January 16, 2009

Study shows bypass imaging helps reduce graft defects

Featured Image

Vanderbilt’s hybrid operating room brings together the equipment needed to perform both open-heart surgeries and percutaneous coronary interventions and procedures. photo by Dana Johnson

Study shows bypass imaging helps reduce graft defects

The technique for coronary artery bypass graft (CABG) surgery has largely remained the same over the last 35 years, including closing the chest without really knowing whether the bypass grafts are potentially kinked, constricted or otherwise impaired.

Because technical defects are thought to be largely responsible for graft failure, Vanderbilt Heart & Vascular Institute cardiac surgeons and cardiologists are checking their work with angiography before leaving the operating room.

David Zhao, M.D., associate professor of Medicine and director of the Cardiac Catheterization Laboratory and Interventional Cardiology, and colleagues conducted a study to report their experience with routine completion angiogram after CABG and percutaneous coronary intervention (PCI).

Their findings will be published in the Jan. 20 issue of the Journal of the American College of Cardiology.

“We believe this may result in improved short-term and long-term graft patency,” said John Byrne, M.D., chair of the Department of Cardiac Surgery.

Except for CABG surgery, every major cardiovascular intervention is accompanied by before-and-after images to document procedural success. Vanderbilt's hybrid OR, which combines the tools of a cardiac catheterization lab and an operating room into one procedural suite, is perfectly suited for completion angiography.

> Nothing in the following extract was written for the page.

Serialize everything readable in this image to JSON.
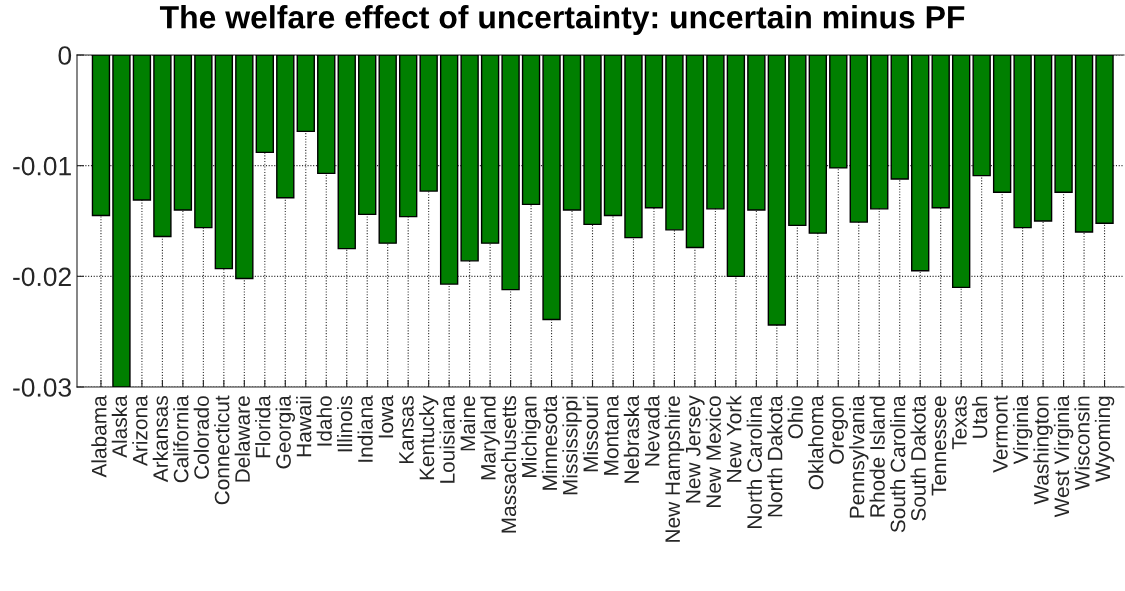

“What we have described is a very simple idea: measuring what we do. We have created an environment to give surgeons immediate feedback regarding graft quality. This could have been done many years ago, but the logistical and political barriers must have been too much at that time.

“Today, in the collaborative culture we have created at VHVI, this is not just possible, but routine,” Byrne said.

The study team collected data on 336 consecutive patients who underwent CABG surgery either by conventional surgical bypass or hybrid CABG and percutaneous intervention. Both approaches have advantages and disadvantages depending on the patient's condition.

In their study, an interventional cardiologist or a surgeon under the supervision of a cardiologist, performed coronary graft angiography. If the angiogram identified defects, the physician made revisions, either surgically or percutaneously. They repeated the angiography to ensure correction of these defects before closing the chest.

Among the 796 CABG grafts, 97 (12 percent) angiographic defects were identified. Defects included chest tube obstruction and kinks in vein grafts, among others.

“Completion angiography provides immediate feedback on issues that were difficult to appreciate with the naked eye,” said Marzia Leacche, M.D., a clinical fellow in the Department of Cardiac Surgery. “Doctors became more aware of the significance of apparently minor defects.”

The authors believe that routine completion graft imaging should become the standard of care in CABG surgery, but it is only possible by combining the tools of surgery with the tools of interventional cardiology.

A second focus of the study looked at whether conventional CABG patients had different outcomes than patients in whom the hybrid approach was used. The mortality rate was no different between the two groups.

“At Vanderbilt, we combined the best of both worlds by doing hybrid revascularization. This study not only provides the compelling evidence that the hybrid approach is feasible and safe, but embodies the collaborative efforts from many disciplines in the Vanderbilt Heart & Vascular Institute,” Zhao said.

“This collaboration symbolizes who we are and what we stand for. Those who benefit the most are undoubtedly our patients.”

Other collaborators include Jorge Balaguer, M.D., Konstantinos Boudoulas, M.D., Julie Damp, M.D., and James Greelish, M.D.